À travers un fascinant entretien pour L’Abcdr du son, Diabi a livré quelques anecdotes sur Les étoiles vagabondes, parmi lesquelles la petite histoire dissimulée derrière l’iconique « Tu me dis quand c’est bon ! ». 

“Ciel noir”, 2 minutes 38. Une chorale fait gronder un studio, à la Nouvelle-Orléans. Alors que l’instrumentale acoustique s’essouffle, une voix résonne : « Diabi, tu me dis quand c’est bon ! ». Là, la magie du producteur opère, et la chorale se contracte en une seule voix désarticulée qui vient surplomber l’instrumentale du morceau.
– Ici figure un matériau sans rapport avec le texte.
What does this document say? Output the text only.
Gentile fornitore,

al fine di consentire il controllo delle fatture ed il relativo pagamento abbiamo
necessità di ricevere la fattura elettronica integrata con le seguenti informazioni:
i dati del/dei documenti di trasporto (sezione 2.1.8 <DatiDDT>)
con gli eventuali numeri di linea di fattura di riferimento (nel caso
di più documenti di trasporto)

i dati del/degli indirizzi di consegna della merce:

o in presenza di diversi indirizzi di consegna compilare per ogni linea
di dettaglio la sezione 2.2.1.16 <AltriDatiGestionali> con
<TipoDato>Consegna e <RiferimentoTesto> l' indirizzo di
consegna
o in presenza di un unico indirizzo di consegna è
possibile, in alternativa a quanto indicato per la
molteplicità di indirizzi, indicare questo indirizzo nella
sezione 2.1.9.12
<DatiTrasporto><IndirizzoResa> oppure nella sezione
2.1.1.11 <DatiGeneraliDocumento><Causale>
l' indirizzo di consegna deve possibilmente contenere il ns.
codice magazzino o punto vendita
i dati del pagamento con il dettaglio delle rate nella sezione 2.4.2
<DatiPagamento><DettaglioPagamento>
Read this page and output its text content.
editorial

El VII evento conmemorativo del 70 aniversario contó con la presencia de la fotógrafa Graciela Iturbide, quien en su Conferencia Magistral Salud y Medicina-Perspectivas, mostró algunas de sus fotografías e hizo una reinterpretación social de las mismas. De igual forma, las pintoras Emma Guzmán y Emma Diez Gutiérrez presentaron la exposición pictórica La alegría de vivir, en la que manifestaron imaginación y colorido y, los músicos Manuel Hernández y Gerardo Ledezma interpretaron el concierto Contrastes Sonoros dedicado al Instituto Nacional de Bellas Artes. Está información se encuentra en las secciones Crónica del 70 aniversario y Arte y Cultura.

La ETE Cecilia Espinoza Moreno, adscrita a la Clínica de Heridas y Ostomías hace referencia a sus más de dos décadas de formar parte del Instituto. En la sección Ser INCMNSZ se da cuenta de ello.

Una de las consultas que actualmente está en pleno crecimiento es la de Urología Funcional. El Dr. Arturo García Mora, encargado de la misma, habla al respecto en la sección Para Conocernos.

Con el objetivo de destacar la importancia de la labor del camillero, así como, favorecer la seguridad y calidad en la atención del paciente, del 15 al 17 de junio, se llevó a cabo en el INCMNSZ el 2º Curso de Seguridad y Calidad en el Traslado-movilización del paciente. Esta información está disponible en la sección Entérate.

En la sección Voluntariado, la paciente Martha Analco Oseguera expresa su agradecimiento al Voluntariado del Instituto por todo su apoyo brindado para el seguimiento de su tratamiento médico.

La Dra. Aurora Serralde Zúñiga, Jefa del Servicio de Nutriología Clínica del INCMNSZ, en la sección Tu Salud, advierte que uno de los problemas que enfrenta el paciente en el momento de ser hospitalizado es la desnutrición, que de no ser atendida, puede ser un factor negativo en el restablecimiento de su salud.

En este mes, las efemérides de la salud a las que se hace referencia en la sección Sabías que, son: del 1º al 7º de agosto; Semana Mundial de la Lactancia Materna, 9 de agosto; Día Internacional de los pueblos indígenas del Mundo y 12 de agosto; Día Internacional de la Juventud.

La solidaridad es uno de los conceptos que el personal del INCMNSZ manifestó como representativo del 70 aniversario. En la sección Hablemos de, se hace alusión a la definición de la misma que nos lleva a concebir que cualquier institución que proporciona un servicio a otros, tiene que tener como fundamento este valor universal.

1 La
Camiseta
Du génie. Mais derrière cette transition qui brise le quatrième mur entre l’artiste et l’auditeur se cache un intense moment de pression, en studio.

«C’est une ancienne église reconvertie en studio avec des machines de fou et une console que je n’avais jamais utilisée, s’amuse Diabi auprès de L’Abcdr. Nekfeu m’a amené en studio et il m’a dit : “Il y a un groupe de gospel qui arrive, il y a un Trombone Shorty avec sa trompette qui arrive, un batteur pareil, tu te démerdes.”» L’artiste précise avoir ressenti une «pression de ouf» face aux musiciens.

«Les enceintes pétaient, je sautais dans tous les sens»

«La session d’enregistrement Pro Tools de ce morceau, elle doit sérieusement peser 30 gigas, poursuit-il. Il y a tellement de trucs. Avec tout ce qu’on a fait à la Nouvelle-Orléans on aurait pu faire un album entier.» Diabi précise avoir laissé une grande part d’improvisation au moment, tout en captant les ambiances en studio qui se retrouvent finalement sur ce pont.

Et au moment où l’artiste s’est retrouvé confronté à un gospel, chantant ce qu’il avait écrit, lui, en chef d’orchestre, le producteur s’est mué dans une bulle. «J’avais mis le son à fond, l’ingénieur du son me disait de le baisser, je lui disais « non non je m’en bats les couilles ! » Les enceintes pétaient, je sautais dans tous les sens.»